Vernon God Little
Australian-born DBC Pierre won the Booker Prize for his first novel, Vernon God Little, and Tanya Ronder’s recent stage adaptation in London was muchapplauded. Not so for this shapeless New Theatre production.
Vernon is an unlucky, cynical teenager falsely accused of a Texas school massacre and on the run across America and Mexico through a kaleidoscope of madcap characters. The script is a deliciously nasty satire of American small town egocentricities, hypocrites, gun-toting bigots, media manipulators, obese and sexually frustrated bogans consumed in a world where even horror is something to be marketed. Vernon’s near end is on death row waiting for a nation of voters on a TV reality show to decide his execution. His mother seems more concerned about the arrival of her new fridge.

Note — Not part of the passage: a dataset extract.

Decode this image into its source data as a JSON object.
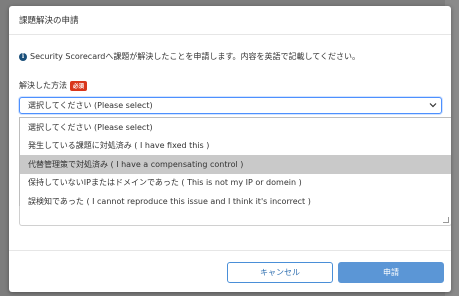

No less than sixteen actors crowd the raked stage of the New leaping from one characterisation to another. It is broad-brushed acting but, amongst the shrieking, some are good. What’s missing in Louise Fischer’s direction is any finesse of focus in the physical staging of Vernon’s journey, any theatrical punctuation through this parade of characters. The bite of the satire, the considerable wit of the text, is lost in the wash and the noise. Welcome harmonised moments when the cast break into well-choreographed snippets of popular songs are the exception. Poor Luke Willing does a noble job as the world-weary young Vernon (a literary relative of Holden in The Catcher in the Rye) as the sometimes incomprehensible narrative swirls around him.
Truth and clarity are the victims as the actors all begin to shout at equal volume.